Penolakan yang digaungkan oleh segenap masyarakat dan organisasi yang ada di Indonesia tidak diindahkan, karena RUU kontroversial tersebut telah resmi menjadi UU Cipta Kerja.
UU yang mendapat penolakan tersebut dinilai merugikan, salah satunya untuk kaum buruh perempuan. Selain itu, ada beberapa alasan lain terkait merugikannya UU tersebut, seperti yang dikutip PikiranRakyat-Cirebon.com dari berbagai sumber. Berikut alasan kenapa UU Ciptaker ditolak.
Baca Juga: Omnibus Law Banyak Dipermasalahkan hingga Mogok Nasional, Menaker: Ini loh Isi RUU Cipta Kerja
1. Omnibus Law memperburuk hak perlindungan buruh perempuan
"UU Ciptaker tidak kenal cuti karena haid atau keguguran, karena hanya menyebutkan cuti tahunan atau cuti panjang lainnya yang diatur dalam kerja," kata Koordinator Program Badan Eksekutif Nasional Perempuan, Arieska Kurniawaty di Jakarta, Senin 5 Oktober 2020. Lebih lanjut, Arieska menegaskan, penolakan terhadap UU Omnibus Law Cipta Kerja perlu disuarakan.

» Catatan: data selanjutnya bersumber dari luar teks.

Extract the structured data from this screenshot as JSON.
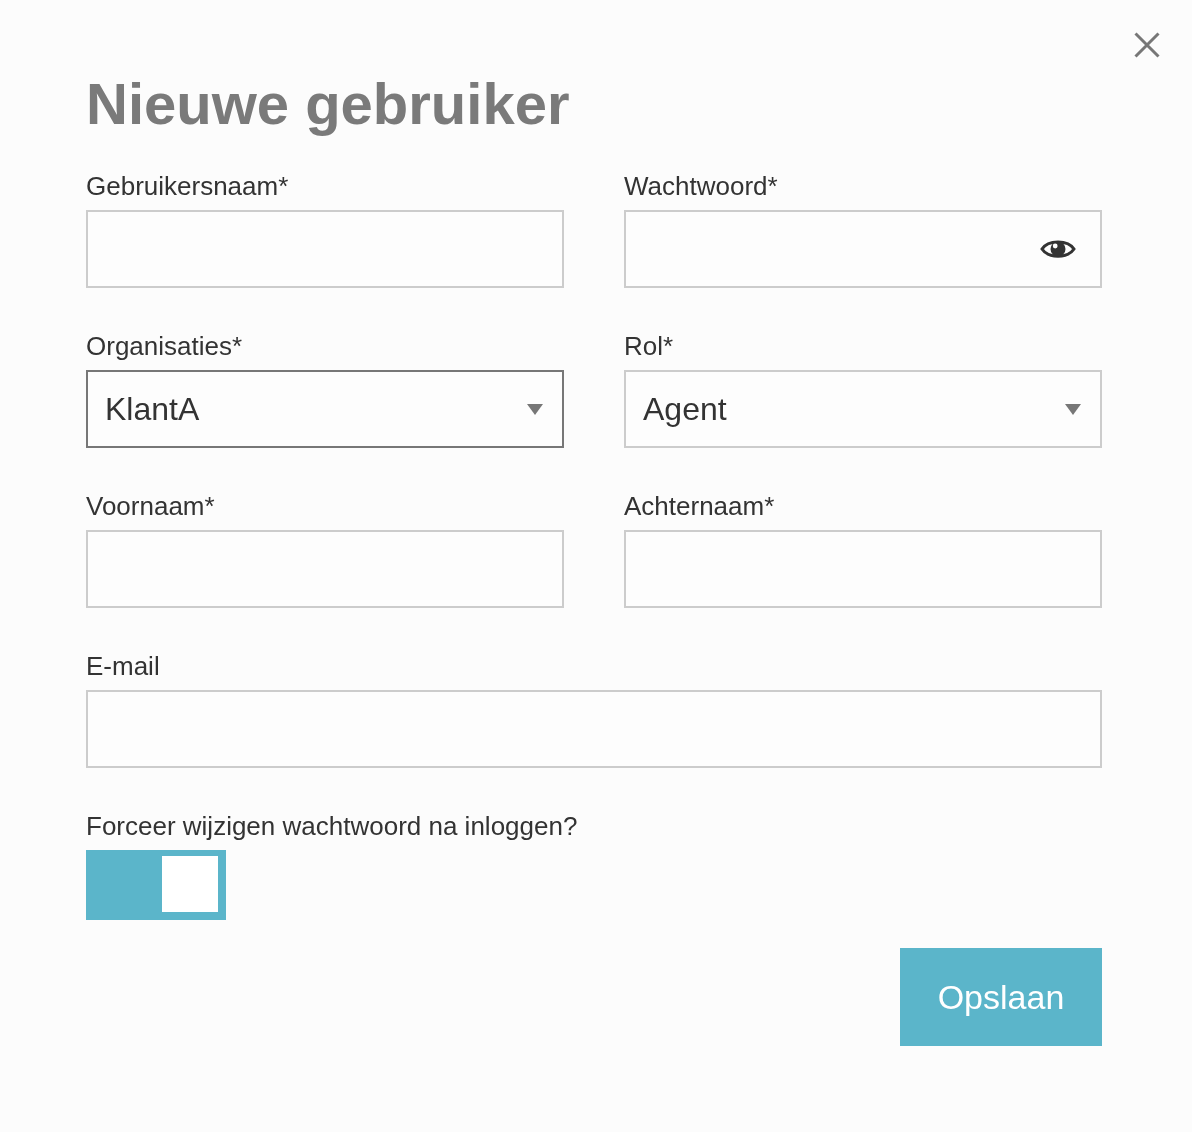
{
  "title": "Nieuwe gebruiker",
  "rows": [
    [
      {
        "kind": "text",
        "label": "Gebruikersnaam*",
        "focused": false
      },
      {
        "kind": "password",
        "label": "Wachtwoord*",
        "focused": false
      }
    ],
    [
      {
        "kind": "select",
        "label": "Organisaties*",
        "value": "KlantA",
        "focused": true
      },
      {
        "kind": "select",
        "label": "Rol*",
        "value": "Agent",
        "focused": false
      }
    ],
    [
      {
        "kind": "text",
        "label": "Voornaam*",
        "focused": false
      },
      {
        "kind": "text",
        "label": "Achternaam*",
        "focused": false
      }
    ],
    [
      {
        "kind": "text",
        "label": "E-mail",
        "focused": false
      }
    ]
  ],
  "toggle": {
    "label": "Forceer wijzigen wachtwoord na inloggen?",
    "on": true
  },
  "save_button": {
    "label": "Opslaan"
  }
}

2. Merugikan Lingkungan dan sosial
Beberapa pengaturan dalam UU ini akan berimplikasi pada ketidakpastian aturan dan implementasi uji kelayakan lingkungan hidup, melemahnya instrumen pencegahan lingkungan hidup dengan dihapusnya izin lingkungan, dan pembatasan partisipasi publik.
Pada akhirnya, pengaturan ini akan menghambat investor untuk patuh terhadap standar kepatuhan lingkungan hidup dan sosial yang ditetapkan Lembaga Keuangan Internasional.
Lembaga Keuangan Internasional selaku aktor yang mengemban tanggung jawab menerapkan tata kelola yang baik untuk mencapai pembangunan berkelanjutan, sangat berkepentingan dalam menjaga terpenuhinya standar tersebut sesuai tuntutan dari masyarakat internasional.
4. UU Cipta Kerja (Omnibus Law) mengindikasikan kemunduran dalam pelaksanaan prinsip pembangunan berkelanjutan dan berwawasan lingkungan yang seharusnya melandasi perekonomian nasional sesuai UUD 1945.
6. UU Cipta Kerja memiliki kemungkinan membuat buruh semakin miskin, memudahkan PHK, dan menurunkan daya tawar buruh.
Konsep merekrut dan memecat atau pasar kerja fleksibel di UU Cipta Kerja akan semakin memudahkan pengusaha dan menyengsarakan para pekerja outsourching dan kontrak. Terlebih dengan dikenakannya upah per jam.